12C.2 Revisiting Trends in Wetness and Dryness in the Presence of Internal Climate Variability

Thursday, 14 January 2016: 11:15 AM
La Nouvelle A ( New Orleans Ernest N. Morial Convention Center)
Sanjiv Kumar, NOAA, Boulder, CO; and R. P. Allan, P. A. Dirmeyer, D. M. Lawrence, and F. W. Zwiers
Manuscript (49.4 kB)

Changes in the hydrological cycle have profound societal impacts. Previous literature has proposed a theoretical basis for intensification of the hydrological cycle under global warming, i.e., Wet regions get Wetter and Dry regions get Drier (WWDD). Recent studies have documented uncertainties in the WWDD theory, calling it ‘potentially misleading' over land. We employ the ‘perfect model framework' in four climate models from the Coupled Model Intercomparison Project phase 5 to re-examine historical and projected trends in terrestrial wetness and dryness.
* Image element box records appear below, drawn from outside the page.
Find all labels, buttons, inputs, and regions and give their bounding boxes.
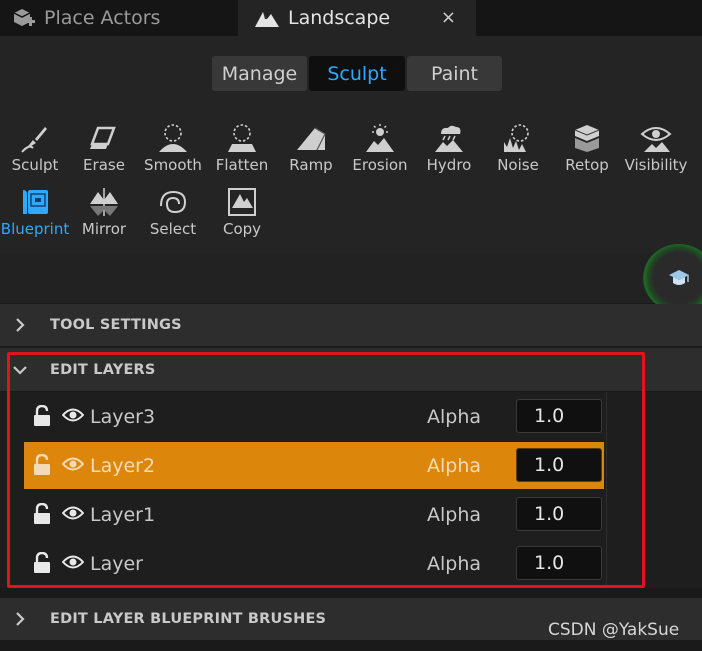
mode-manage-button[interactable]: Manage [212,56,307,91]
landscape-icon [255,12,279,27]
chevron-right-icon [16,612,25,626]
close-tab-icon[interactable]: × [441,7,456,28]
tool-hydro[interactable]: Hydro [415,120,483,180]
erosion-icon [366,124,394,152]
select-icon [160,190,187,214]
smooth-icon [159,124,187,152]
mode-bar: Manage Sculpt Paint [0,36,702,103]
tool-flatten[interactable]: Flatten [208,120,276,180]
tool-blueprint[interactable]: Blueprint [1,184,69,244]
mode-sculpt-button[interactable]: Sculpt [309,56,405,91]
sculpt-icon [21,127,47,153]
mirror-icon [90,188,118,216]
retop-icon [574,125,600,152]
flatten-icon [228,124,256,152]
tab-landscape-label: Landscape [288,7,391,29]
tool-erosion[interactable]: Erosion [346,120,414,180]
tab-landscape[interactable]: Landscape × [238,0,476,36]
tool-erase[interactable]: Erase [70,120,138,180]
tool-retop[interactable]: Retop [553,120,621,180]
tool-copy[interactable]: Copy [208,184,276,244]
annotation-highlight-box [7,352,645,588]
tab-place-actors-label: Place Actors [44,7,161,29]
tool-sculpt[interactable]: Sculpt [1,120,69,180]
tool-mirror[interactable]: Mirror [70,184,138,244]
tool-palette: Sculpt Erase Smooth Flatten Ramp Erosion… [0,103,702,253]
tab-bar: Place Actors Landscape × [0,0,702,36]
tool-settings-header[interactable]: TOOL SETTINGS [0,304,702,346]
hydro-icon [435,125,463,152]
chevron-right-icon [16,318,25,332]
mode-paint-button[interactable]: Paint [407,56,502,91]
spacer-area [0,253,702,303]
place-actors-icon [13,9,35,26]
blueprint-icon [23,190,48,214]
tool-select[interactable]: Select [139,184,207,244]
tool-smooth[interactable]: Smooth [139,120,207,180]
tab-place-actors[interactable]: Place Actors [10,0,160,36]
erase-icon [90,126,116,149]
noise-icon [504,124,529,152]
tool-visibility[interactable]: Visibility [622,120,690,180]
tool-noise[interactable]: Noise [484,120,552,180]
watermark-text: CSDN @YakSue [548,620,680,640]
copy-icon [228,188,256,216]
graduation-cap-icon [669,270,689,285]
visibility-icon [640,127,672,152]
tool-ramp[interactable]: Ramp [277,120,345,180]
ramp-icon [297,127,326,151]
We found that two main sources of uncertainties over land are: (1) unforced climate variability which strongly affects local trends, and (2) dry-land areas because of its limitations to evaporation. The global warming signal that supports the WWDD theory emerges over oceans in late 20th century and all-through 21st century. We also found that the WW signal predominates over water sufficient land areas.